More than 30 Connecticut State University faculty members, all CSU-AAUP union members, went to the Board of Regents on May 28 to ask the regents if they will use reserve funds to invest in university classrooms.
The Connecticut State Colleges and Universities System has hundreds of millions of dollars in reserves. Meanwhile, faculty members are asked to do more with less each year as campuses cut part-time faculty members and overload full-time faculty members with classes and obligations. The Board of Regents is planning mitigation efforts of at least $12 million at the four CSUs in FY26 and FY27. That could mean up to 750 course section eliminations, which would impact close to 19,000 students.
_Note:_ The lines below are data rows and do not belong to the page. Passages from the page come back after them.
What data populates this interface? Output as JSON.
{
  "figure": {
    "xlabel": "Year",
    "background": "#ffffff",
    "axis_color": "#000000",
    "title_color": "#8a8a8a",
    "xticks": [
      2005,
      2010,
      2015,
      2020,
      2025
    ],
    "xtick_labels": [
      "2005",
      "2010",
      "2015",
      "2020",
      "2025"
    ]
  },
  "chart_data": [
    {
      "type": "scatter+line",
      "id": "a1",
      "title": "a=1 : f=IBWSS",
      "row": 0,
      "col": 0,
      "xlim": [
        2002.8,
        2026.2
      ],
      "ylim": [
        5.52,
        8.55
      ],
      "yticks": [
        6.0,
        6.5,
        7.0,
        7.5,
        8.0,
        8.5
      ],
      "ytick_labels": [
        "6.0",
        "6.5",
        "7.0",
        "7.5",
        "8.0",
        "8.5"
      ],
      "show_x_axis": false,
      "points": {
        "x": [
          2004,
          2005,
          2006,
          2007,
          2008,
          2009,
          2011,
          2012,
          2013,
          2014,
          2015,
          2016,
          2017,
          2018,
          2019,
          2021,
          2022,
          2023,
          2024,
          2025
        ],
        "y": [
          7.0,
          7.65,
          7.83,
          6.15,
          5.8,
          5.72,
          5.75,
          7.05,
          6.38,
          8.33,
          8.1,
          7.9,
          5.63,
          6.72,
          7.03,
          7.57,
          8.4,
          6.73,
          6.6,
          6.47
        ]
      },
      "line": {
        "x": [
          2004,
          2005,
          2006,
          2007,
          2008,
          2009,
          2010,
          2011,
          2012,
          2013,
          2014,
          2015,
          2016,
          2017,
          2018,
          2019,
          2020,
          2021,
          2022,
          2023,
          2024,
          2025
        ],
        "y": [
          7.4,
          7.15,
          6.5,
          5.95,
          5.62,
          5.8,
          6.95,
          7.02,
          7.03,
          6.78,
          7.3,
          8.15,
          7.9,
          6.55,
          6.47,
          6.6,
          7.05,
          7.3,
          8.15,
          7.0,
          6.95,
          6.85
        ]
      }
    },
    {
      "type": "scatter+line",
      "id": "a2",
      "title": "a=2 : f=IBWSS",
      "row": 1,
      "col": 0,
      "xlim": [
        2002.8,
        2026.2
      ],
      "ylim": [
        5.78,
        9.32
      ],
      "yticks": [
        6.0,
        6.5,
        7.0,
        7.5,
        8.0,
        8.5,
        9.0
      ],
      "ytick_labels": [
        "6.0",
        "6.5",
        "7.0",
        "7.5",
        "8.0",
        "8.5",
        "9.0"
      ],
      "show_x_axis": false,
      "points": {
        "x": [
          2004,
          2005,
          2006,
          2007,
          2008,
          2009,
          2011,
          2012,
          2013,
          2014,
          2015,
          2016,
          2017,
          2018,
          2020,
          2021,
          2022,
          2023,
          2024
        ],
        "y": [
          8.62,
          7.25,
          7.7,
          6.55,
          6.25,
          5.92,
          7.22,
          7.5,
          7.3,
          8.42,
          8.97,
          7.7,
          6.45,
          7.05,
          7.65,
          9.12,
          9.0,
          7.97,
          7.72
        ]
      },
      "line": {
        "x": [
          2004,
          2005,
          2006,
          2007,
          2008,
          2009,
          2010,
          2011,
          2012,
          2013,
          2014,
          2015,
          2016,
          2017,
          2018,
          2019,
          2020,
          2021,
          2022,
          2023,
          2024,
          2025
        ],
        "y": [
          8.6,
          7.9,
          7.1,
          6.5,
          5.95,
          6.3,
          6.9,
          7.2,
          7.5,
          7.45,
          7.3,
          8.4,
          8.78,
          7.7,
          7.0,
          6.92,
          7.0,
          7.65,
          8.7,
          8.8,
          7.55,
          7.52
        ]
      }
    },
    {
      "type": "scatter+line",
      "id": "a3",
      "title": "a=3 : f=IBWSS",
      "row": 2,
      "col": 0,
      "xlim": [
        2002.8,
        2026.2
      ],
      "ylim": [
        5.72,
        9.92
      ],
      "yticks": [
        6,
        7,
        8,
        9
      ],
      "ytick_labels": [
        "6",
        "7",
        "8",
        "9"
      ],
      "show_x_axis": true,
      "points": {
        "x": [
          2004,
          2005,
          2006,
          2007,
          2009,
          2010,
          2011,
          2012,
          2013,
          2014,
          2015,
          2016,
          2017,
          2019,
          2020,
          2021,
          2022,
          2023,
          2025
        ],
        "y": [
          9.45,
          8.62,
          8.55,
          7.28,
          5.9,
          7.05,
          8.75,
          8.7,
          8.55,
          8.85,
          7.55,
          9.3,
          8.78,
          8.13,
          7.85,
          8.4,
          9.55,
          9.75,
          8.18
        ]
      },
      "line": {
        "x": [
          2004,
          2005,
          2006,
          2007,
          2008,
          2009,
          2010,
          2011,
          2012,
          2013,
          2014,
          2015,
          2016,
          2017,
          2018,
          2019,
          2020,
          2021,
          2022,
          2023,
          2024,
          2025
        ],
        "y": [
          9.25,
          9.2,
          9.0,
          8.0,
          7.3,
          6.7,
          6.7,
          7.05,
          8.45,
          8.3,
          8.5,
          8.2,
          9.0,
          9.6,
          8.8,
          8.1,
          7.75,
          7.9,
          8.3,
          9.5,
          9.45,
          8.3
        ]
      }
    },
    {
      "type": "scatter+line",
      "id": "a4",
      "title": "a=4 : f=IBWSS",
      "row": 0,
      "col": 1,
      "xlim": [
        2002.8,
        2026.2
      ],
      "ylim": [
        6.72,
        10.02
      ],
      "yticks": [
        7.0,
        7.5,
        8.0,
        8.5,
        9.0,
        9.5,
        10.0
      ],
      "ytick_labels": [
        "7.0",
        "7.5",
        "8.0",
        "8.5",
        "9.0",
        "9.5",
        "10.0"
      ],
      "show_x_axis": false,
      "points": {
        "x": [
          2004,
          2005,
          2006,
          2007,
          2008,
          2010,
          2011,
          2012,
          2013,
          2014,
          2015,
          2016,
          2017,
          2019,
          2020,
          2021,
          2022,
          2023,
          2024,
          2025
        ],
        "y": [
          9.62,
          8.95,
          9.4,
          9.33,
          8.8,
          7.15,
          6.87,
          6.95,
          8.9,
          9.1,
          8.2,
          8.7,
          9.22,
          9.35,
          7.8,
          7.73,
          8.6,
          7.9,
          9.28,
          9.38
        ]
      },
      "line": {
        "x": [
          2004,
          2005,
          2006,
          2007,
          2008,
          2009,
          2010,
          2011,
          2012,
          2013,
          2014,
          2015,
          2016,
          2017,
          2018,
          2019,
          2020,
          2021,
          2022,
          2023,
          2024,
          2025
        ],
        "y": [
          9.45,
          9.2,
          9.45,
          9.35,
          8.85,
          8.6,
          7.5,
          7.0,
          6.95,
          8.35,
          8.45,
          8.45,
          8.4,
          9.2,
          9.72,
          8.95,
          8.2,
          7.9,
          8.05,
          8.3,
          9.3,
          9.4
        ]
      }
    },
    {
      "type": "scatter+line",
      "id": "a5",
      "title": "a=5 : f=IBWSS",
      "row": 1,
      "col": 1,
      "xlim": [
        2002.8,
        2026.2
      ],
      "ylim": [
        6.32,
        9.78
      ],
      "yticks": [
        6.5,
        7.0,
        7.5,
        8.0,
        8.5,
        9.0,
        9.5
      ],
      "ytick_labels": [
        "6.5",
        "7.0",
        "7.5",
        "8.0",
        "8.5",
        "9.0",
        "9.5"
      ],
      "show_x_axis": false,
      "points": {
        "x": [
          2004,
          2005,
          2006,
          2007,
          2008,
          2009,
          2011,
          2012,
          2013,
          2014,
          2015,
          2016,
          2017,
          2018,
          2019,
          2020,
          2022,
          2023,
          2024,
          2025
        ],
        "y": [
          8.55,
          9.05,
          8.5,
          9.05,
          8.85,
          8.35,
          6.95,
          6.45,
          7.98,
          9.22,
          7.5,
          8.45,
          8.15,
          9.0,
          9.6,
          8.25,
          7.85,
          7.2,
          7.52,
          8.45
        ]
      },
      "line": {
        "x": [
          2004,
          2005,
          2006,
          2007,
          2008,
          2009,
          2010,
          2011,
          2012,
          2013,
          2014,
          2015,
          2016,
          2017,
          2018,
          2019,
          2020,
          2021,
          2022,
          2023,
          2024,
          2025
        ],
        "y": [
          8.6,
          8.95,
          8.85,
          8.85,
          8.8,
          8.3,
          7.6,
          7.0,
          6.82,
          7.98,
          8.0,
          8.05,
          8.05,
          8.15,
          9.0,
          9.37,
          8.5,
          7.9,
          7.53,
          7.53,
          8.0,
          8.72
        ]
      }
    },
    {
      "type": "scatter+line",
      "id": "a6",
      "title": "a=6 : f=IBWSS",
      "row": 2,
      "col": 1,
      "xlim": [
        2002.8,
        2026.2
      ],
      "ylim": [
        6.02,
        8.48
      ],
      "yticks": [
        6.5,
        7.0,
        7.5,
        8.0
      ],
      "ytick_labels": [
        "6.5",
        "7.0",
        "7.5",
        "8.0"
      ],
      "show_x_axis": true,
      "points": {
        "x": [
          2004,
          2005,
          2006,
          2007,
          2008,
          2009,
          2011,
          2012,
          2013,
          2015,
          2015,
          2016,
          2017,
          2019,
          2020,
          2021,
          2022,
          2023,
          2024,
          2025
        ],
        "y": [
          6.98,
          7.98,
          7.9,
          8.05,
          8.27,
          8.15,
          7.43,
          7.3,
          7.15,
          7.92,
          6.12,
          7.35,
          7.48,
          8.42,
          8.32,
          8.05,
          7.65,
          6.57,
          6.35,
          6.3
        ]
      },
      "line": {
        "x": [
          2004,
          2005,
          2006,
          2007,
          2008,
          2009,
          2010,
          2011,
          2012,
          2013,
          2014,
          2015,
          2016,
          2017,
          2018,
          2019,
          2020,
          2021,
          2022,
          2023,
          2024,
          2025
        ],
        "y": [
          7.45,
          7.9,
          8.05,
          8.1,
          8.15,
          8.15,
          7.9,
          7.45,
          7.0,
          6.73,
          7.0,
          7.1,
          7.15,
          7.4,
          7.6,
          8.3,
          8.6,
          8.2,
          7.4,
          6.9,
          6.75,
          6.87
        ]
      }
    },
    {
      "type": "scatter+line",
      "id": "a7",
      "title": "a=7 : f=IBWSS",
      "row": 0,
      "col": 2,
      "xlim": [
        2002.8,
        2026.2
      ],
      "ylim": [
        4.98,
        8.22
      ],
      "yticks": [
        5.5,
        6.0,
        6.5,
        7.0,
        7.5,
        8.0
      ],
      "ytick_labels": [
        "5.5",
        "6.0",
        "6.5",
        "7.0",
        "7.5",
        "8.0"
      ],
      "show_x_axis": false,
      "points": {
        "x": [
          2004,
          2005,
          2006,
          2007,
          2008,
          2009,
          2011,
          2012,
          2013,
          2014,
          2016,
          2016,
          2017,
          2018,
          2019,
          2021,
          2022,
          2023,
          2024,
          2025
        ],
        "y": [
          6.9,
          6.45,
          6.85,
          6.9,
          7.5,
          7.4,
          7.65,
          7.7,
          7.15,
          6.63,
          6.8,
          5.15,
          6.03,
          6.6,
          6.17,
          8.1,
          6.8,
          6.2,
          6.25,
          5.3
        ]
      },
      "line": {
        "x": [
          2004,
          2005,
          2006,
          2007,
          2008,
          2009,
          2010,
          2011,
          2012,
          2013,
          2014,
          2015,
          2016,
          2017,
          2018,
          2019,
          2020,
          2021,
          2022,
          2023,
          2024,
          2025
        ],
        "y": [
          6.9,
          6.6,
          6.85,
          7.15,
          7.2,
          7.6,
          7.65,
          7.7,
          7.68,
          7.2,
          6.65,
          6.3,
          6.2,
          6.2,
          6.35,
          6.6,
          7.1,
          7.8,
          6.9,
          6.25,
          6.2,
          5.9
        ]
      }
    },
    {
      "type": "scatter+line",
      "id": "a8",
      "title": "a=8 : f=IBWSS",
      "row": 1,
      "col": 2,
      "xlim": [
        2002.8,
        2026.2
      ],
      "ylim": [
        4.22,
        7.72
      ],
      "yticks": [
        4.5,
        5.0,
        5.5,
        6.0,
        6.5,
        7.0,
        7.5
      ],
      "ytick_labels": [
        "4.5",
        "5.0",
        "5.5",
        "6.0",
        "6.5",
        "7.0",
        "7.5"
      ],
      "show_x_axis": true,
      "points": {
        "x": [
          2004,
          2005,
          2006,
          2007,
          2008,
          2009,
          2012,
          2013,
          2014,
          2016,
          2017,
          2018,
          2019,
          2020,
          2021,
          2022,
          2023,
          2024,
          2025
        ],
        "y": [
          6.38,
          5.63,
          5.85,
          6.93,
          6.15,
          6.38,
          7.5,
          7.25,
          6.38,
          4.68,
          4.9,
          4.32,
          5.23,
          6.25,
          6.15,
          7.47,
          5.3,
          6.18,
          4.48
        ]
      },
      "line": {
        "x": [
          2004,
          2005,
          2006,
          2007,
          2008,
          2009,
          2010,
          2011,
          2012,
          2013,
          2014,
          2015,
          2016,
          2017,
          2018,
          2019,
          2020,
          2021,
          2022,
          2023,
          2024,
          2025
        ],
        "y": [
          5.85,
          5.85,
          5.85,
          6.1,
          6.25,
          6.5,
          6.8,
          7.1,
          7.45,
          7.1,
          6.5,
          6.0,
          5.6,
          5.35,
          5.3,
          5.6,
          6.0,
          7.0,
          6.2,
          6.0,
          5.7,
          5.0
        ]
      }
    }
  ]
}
The faculty union wants the System to do the right thing and invest in our students. This means investing in faculty members and student services.
“The Legislature has made it clear that they expect the money accumulated by the System Office to be used for teachers and teaching,” said Cindy Stretch, an English professor at Southern Connecticut State University and vice president of CSU-AAUP. “Instead, the Board’s Finance Committee is channeling Scrooge McDuck and stockpiling our funding in so-called reserve accounts.”
When Stretch asked Regent Ira Bloom to commit to using reserve funds to maintain services and faculty positions, he refused.
Kelly Coleman, a professor in athletic training education, spoke with Board Chair Martin Guay about the reserves. Guay called the situation “complicated” and said that while he is asking the System Office to release some reserve funds, the Board has no authority over the way the money is spent.
Sen. Derek Slap has called the size of the reserves “eye-opening.”
The state has flat-funded the CSCU System for years, and has provided one-time funding deals instead of creating a stable and sustainable funding plan for public higher education. CSU-AAUP members will continue to lobby legislators and the governor to invest in the future of our state. CSU graduates stay and work in Connecticut, contributing to our economy and becoming our state leaders.
But we cannot let students suffer while we wait for funding solutions. The System must use its reserves to hire and keep faculty members, and maintain student services. We cannot provide the education our students deserve with more cuts.
Just at Southern’s campus, the provost is proposing a $750,000 cut in the adjunct faculty budget for the 2025-26 academic year - about a 5% cut in part-time faculty across the university.
“We are the ones in the classrooms, we are the ones talking with students every day,” said Wendy Wallace, a part-time faculty member in the English department at SCSU. “We know what our university communities need and what our students need to succeed. They don’t need more cuts. The best way to fund teaching and learning is to fund teachers and learners.”